Gus Naufal mendekati nur dengan langkah santai. Badan nya masih terasa lemas efek dari pola hidup nya yang kacau Minggu Minggu ini. Biasanya, bila Zahra ada di dekat Gus Naufal , dia akan menjadi wanita cerewet yang mengingatkan suami nya tentang pola hidup sehat.

"Andai saja Zahra ada di sini!
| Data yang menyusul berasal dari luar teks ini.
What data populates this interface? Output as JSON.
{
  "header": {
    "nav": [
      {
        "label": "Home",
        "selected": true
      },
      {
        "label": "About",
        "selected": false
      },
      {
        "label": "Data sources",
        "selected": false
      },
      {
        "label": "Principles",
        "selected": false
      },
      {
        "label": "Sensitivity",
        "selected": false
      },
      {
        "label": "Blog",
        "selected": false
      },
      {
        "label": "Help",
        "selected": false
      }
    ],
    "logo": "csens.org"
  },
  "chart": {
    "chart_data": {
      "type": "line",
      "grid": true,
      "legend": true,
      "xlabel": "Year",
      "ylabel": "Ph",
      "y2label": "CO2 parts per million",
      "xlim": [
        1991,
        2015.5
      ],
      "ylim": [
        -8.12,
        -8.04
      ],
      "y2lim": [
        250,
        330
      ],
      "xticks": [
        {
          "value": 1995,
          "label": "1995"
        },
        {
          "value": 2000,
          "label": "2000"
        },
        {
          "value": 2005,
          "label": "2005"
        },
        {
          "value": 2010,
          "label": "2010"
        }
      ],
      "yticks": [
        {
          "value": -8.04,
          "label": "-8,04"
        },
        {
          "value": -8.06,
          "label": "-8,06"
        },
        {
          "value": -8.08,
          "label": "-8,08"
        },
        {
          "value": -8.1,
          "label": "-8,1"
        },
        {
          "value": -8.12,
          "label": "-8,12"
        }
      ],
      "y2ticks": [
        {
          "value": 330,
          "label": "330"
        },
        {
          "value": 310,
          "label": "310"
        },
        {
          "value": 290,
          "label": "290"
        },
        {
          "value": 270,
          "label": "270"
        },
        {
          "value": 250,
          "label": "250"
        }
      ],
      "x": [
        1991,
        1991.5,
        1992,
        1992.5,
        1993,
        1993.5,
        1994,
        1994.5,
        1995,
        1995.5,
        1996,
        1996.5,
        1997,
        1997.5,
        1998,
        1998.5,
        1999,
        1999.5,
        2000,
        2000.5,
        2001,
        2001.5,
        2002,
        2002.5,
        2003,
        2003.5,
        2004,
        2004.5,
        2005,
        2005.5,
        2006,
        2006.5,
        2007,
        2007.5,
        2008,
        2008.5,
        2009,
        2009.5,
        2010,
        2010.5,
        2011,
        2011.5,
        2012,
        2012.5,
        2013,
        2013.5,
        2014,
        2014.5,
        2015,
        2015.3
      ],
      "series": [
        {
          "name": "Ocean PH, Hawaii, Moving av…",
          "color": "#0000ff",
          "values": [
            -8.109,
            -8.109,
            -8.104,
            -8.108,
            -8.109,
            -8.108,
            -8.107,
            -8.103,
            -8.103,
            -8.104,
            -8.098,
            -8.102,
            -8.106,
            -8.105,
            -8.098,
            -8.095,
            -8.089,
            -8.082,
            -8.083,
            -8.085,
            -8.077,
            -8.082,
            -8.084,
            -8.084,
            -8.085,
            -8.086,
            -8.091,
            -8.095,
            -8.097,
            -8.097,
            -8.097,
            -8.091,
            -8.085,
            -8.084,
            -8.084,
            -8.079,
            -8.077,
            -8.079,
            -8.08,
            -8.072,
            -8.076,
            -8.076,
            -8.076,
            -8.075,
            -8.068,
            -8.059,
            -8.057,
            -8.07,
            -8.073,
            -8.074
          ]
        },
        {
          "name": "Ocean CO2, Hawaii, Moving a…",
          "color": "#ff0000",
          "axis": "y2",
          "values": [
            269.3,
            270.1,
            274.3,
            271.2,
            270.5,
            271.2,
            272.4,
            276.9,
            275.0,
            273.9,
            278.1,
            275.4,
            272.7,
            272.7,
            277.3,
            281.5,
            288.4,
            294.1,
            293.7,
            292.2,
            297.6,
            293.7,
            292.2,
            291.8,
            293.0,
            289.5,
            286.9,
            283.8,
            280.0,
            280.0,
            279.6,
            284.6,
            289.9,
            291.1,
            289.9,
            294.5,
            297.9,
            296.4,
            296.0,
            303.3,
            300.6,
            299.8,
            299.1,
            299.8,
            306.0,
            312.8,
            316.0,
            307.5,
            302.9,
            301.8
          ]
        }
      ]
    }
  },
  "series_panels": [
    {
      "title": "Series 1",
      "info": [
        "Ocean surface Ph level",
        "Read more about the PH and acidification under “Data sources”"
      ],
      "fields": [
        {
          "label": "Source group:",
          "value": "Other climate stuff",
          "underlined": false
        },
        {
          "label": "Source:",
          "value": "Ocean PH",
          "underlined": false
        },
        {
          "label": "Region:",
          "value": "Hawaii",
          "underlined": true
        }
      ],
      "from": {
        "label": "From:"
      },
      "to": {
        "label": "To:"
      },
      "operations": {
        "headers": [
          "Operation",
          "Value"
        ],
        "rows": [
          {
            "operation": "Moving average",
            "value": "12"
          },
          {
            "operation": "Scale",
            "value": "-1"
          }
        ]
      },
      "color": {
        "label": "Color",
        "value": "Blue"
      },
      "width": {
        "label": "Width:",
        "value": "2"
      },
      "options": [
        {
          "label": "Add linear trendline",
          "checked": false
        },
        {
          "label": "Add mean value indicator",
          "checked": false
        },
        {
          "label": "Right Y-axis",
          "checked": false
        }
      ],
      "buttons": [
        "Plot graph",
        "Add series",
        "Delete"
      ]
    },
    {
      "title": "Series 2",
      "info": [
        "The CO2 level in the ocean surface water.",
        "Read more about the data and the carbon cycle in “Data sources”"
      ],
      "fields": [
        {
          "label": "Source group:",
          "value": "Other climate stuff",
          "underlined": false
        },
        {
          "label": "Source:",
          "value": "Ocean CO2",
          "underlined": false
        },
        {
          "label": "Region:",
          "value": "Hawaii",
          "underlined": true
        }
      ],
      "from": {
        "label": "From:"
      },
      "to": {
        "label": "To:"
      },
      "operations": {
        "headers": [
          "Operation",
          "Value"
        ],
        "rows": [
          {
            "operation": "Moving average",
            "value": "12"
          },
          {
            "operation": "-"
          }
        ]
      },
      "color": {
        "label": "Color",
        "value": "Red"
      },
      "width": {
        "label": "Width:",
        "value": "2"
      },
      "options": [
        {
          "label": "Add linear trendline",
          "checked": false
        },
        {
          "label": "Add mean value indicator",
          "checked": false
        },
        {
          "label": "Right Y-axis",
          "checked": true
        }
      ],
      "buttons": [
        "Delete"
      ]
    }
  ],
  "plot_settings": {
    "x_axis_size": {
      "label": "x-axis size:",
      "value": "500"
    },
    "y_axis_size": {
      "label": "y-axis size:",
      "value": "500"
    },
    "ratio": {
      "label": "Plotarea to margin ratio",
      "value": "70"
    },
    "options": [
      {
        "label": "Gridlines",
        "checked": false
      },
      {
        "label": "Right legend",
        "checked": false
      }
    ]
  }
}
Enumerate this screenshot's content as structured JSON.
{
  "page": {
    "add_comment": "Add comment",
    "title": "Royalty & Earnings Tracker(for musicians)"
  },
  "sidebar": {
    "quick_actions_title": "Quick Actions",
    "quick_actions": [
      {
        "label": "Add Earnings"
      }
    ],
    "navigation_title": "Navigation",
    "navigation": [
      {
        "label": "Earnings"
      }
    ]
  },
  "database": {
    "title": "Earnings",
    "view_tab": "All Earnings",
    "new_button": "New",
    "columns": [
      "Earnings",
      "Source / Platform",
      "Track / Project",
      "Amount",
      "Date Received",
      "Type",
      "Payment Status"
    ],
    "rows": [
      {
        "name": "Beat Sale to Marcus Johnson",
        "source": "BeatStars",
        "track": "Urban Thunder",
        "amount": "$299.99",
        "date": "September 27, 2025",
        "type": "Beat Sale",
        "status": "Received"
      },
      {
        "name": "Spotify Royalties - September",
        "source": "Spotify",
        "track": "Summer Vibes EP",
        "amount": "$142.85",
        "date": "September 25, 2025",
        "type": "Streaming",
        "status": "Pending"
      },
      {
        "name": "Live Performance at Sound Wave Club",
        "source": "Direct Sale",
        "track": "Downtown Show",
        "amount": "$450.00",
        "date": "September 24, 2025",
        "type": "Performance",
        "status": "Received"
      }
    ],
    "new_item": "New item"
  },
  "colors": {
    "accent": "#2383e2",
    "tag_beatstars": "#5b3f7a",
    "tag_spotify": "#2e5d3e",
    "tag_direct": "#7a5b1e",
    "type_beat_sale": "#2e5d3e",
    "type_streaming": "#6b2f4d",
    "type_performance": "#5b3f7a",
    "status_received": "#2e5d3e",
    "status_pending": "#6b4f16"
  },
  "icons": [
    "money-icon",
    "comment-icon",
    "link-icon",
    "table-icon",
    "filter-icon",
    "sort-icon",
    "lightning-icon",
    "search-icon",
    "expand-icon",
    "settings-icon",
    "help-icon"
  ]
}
Pasti aku tak akan jatuh sakit seperti ini," lirih Gus Naufal namun, masih bisa di dengar oleh nur.

nur semakin menunduk, merasai ada yang sakit di dalan dasar hatinya. Pun tak terasa air mata yang berusaha ia tahan kembali, akhirnya menetes secara perlahan, melalui pipi mulus nya. nur tak mengerti kenapa hidup nya selalu berteman dengan air mata, mulai jadi yatim piatu, hidup serba kekurangan di panti, terpisah dengan saudara kembar nya hingga akhirnya dia memilih menetap di pesantren saja. Hanya dengan mengaji dan membayang kan Gus Khoirul, nur merasa tenang dan tentram, seolah dia sendiri sedang berada di taman surga yang tiada kesedihan di dalam nya.

"Kamu bisa keluar kamar sekarang!" Suara dari Gus Naufal membuat nur bergegas membuang wajah nya, guna menutupi air mata yang semakin deras. nur sendiri bingung, mengapa dia sangat sangat sakit bila tak di pedulikan oleh Gus Naufal . nur seolah di ombang ambingkan oleh perasaan nya sendiri. Tak ia pungkiri, hidup sebulan lebih bersama dengan Gus Naufal dalam satu kamar., Membuat nya terkadang bahagia, namun tak jarang dia merasa nelangsa.

nur keluar kamar tanpa berkata apapun. Segera ia menghapus air mata tepat di depan pintu dengan ujung jilbab nya.

"nur, ada apa dengan mu? kenapa kau menangis?" Suara dari belakang membuat detak jantung nur berdetak hebat.